Sunday, August 23, 2009
Having Setbacks During Grief Journey
This is the fourth in a series of five commonalities that exist among bereaved parents. The first three discussed in previous blogs included: wanting to leave memorials to honor the child, finding a cause to help move on, and going through a grief process on your own terms. The blog today discusses that everyone knows they will have setbacks and/or a rush of emotions that can be overwhelming, but that doesn't mean they won't heal.
We have heard people say to us, “Isn’t she over it yet? It’s been a year since her child died.” Yes, we have setbacks and probably always will when we hear our child’s name, go to an event that our child used to participate in, or hear a song they once loved. We freeze and our mind returns to a day, a month, a year earlier and how our life was then. This is natural and others shouldn’t look at it as though we are still where we were a year or so ago. And we shouldn’t look at it as though “we will never heal” from this. I think there is a difference between healing and just being able to move on. I almost don’t like the word “heal.” You never “heal” from the loss of a child. You continue to live and in doing so you accept what has happened and try to make the best of it.
A friend asked me to attend her son’s wedding about six months after Marcy died. I couldn’t go; I wanted to, but the memories were too fresh, and I knew I would cry during the ceremony and after. Another mother told me, “One time I was asked to go to a soccer league game with a friend. I went, but had to leave in the middle. The overwhelming sensation that every time I looked at a player, my son’s face intruded was just too much. It was over three years before I could attend another game comfortably.”
It has been fifteen years since Marcy died. This week I started looking through all the photo albums I've accumulated over my life. Each album brought back memories of my childhood, Marcy growing up, and what I've done since she died. It was both a joy and painful to go through those albums, but I did find periods of time I thought were lost forever. Now I know I will always have them in pictures and be able to look at them. I cried during the process, remembering all I had and all those I have lost over the years, including the most precious of them all, my only child. I know that I will always cry going through these photos and any items I have from her life. Am I regressing? Not at all. It is all part of life.

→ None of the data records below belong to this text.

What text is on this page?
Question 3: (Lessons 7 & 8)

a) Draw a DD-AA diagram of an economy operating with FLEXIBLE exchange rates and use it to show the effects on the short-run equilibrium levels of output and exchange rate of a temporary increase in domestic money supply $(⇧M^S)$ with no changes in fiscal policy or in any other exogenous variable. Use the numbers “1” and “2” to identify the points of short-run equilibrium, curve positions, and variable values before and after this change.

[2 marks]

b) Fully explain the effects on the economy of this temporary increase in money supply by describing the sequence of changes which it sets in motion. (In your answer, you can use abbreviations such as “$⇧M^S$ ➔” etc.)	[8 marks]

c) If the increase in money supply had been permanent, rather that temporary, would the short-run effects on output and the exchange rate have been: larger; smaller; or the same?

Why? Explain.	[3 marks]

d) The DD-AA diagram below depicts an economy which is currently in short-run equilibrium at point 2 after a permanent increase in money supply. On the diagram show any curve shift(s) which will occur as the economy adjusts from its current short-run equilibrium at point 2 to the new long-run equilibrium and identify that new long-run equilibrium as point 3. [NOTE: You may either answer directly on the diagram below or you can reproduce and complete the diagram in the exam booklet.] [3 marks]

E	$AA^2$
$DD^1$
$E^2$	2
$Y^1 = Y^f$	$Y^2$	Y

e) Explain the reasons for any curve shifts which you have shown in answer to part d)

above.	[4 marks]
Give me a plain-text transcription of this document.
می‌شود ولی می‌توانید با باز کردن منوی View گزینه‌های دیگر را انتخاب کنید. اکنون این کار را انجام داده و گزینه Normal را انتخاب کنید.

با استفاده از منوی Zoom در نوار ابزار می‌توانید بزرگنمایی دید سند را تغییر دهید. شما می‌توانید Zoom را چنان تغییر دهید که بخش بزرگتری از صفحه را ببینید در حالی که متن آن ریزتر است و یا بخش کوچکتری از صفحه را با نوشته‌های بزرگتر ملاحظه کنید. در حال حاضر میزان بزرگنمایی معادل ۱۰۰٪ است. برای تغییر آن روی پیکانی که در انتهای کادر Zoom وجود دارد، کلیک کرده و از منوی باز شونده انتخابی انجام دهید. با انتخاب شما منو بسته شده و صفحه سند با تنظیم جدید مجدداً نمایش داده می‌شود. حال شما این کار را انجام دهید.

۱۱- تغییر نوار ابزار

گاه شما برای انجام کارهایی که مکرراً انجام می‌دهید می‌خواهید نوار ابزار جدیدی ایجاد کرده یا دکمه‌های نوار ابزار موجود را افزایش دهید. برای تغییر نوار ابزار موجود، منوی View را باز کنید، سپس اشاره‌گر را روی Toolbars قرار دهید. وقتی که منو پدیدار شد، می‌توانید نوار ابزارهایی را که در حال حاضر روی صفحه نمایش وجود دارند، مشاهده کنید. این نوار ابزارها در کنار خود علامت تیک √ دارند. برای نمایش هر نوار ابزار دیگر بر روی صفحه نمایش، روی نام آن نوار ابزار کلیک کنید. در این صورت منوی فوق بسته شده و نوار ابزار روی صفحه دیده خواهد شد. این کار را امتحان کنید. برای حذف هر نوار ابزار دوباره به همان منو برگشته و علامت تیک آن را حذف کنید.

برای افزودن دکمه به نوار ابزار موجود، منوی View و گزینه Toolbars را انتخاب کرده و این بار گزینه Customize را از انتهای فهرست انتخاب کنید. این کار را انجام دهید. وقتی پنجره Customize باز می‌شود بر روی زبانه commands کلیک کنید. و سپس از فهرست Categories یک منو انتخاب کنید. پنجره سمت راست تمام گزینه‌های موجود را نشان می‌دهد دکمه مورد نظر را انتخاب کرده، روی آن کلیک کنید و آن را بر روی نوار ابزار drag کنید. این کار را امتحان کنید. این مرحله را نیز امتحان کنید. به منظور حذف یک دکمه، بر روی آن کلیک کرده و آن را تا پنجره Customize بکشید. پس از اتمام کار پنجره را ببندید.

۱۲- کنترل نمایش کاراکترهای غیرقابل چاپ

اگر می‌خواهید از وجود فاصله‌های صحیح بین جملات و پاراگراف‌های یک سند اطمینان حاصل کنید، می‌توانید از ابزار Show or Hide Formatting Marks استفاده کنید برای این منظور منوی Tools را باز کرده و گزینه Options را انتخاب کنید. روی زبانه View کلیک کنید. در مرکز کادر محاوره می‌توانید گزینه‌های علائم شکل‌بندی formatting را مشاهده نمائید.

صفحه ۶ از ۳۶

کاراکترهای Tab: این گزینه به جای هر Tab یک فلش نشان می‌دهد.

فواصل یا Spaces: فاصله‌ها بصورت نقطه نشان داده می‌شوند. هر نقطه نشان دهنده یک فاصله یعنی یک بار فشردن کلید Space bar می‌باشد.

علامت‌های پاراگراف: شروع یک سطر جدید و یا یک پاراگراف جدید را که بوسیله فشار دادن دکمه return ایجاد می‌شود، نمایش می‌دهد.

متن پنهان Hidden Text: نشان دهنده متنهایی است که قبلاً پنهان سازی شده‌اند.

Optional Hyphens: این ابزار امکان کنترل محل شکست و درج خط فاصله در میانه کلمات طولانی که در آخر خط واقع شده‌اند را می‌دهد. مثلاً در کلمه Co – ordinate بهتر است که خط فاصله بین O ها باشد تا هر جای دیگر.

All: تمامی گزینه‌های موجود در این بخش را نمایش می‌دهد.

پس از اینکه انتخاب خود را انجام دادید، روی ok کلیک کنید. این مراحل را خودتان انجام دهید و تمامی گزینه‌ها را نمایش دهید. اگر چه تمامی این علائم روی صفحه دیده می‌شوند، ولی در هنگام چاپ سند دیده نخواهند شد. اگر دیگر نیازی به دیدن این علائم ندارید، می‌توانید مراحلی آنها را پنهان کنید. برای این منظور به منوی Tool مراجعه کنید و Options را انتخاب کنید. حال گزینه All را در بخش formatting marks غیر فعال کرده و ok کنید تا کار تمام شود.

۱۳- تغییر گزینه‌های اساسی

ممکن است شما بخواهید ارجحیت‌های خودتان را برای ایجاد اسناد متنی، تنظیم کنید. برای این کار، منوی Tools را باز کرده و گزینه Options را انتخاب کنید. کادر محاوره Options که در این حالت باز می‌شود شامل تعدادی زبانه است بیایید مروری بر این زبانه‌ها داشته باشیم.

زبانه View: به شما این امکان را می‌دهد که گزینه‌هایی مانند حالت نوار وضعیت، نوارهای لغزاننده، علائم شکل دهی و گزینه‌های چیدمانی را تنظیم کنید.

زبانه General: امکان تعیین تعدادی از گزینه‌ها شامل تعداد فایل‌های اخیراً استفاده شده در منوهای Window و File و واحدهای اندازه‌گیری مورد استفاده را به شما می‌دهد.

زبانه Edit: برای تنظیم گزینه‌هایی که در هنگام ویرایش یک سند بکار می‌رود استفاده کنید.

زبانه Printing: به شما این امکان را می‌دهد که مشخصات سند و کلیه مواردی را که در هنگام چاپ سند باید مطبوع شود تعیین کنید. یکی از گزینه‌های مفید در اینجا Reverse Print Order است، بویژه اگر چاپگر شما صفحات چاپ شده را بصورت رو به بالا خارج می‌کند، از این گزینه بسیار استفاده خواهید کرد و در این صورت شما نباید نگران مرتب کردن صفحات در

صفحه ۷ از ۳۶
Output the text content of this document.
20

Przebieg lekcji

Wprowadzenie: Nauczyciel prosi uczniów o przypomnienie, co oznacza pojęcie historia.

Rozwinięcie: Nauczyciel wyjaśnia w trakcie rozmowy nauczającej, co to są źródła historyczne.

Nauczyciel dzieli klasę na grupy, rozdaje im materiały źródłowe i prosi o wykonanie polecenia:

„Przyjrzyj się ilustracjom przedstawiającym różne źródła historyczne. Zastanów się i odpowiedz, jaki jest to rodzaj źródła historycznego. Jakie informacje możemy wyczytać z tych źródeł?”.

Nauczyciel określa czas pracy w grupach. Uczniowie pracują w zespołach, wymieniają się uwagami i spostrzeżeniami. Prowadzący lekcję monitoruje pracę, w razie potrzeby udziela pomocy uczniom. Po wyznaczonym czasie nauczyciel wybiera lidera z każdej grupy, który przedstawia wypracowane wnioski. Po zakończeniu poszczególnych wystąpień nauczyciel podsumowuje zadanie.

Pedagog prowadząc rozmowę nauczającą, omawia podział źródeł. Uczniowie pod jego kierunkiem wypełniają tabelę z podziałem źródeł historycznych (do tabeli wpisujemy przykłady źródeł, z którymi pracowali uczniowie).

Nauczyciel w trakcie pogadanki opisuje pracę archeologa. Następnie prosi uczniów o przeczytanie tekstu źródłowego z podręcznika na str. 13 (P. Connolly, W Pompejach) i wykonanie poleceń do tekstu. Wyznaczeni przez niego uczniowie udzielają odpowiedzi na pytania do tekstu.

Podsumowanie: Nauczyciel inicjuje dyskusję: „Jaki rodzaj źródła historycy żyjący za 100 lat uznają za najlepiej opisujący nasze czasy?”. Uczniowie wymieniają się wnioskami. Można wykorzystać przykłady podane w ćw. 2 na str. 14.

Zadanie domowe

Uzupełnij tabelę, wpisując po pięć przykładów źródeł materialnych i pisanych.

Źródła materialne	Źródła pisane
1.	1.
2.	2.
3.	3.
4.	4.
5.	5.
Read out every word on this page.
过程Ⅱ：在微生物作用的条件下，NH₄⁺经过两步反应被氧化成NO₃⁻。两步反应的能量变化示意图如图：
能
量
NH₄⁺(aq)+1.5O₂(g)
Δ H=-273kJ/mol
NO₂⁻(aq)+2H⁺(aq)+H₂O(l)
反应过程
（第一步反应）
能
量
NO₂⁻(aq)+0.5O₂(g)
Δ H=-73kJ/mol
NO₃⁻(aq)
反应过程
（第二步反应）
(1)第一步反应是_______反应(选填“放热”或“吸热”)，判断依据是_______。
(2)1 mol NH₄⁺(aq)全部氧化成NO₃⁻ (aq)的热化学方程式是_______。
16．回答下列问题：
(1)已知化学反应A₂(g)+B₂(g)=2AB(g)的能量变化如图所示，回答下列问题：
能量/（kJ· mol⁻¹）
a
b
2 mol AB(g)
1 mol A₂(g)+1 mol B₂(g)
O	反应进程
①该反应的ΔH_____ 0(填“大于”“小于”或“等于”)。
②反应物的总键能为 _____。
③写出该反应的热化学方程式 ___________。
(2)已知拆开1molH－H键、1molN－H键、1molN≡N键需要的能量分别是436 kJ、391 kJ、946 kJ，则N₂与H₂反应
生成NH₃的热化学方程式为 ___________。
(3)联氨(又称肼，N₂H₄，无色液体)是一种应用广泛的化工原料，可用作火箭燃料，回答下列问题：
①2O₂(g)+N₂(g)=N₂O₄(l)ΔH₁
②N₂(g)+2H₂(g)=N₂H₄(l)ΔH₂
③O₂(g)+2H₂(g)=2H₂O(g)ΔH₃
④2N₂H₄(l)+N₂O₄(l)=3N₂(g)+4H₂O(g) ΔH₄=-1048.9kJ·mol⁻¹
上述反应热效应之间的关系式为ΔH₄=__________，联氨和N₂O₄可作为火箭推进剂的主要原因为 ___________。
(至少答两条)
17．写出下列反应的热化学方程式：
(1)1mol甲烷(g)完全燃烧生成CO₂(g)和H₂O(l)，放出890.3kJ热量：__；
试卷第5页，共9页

New friends say to me sometimes, “You are so strong. I could never live through what you have lived through. I would just die.” My answer to them is always, “What choice do we have when this happens to us? If we want to continue with our lives for our spouse, for our other children if we have them, or for ourselves, we will adjust to our present situation and deal with it. I have been able to do that as many others have. I don’t like it. I’d do anything to have my daughter back here with me, but that is not going to happen and I know it. So we move on, but we keep our child in our heart forever. They will always be with us in whatever we do, in wherever we go, and that is comforting to me.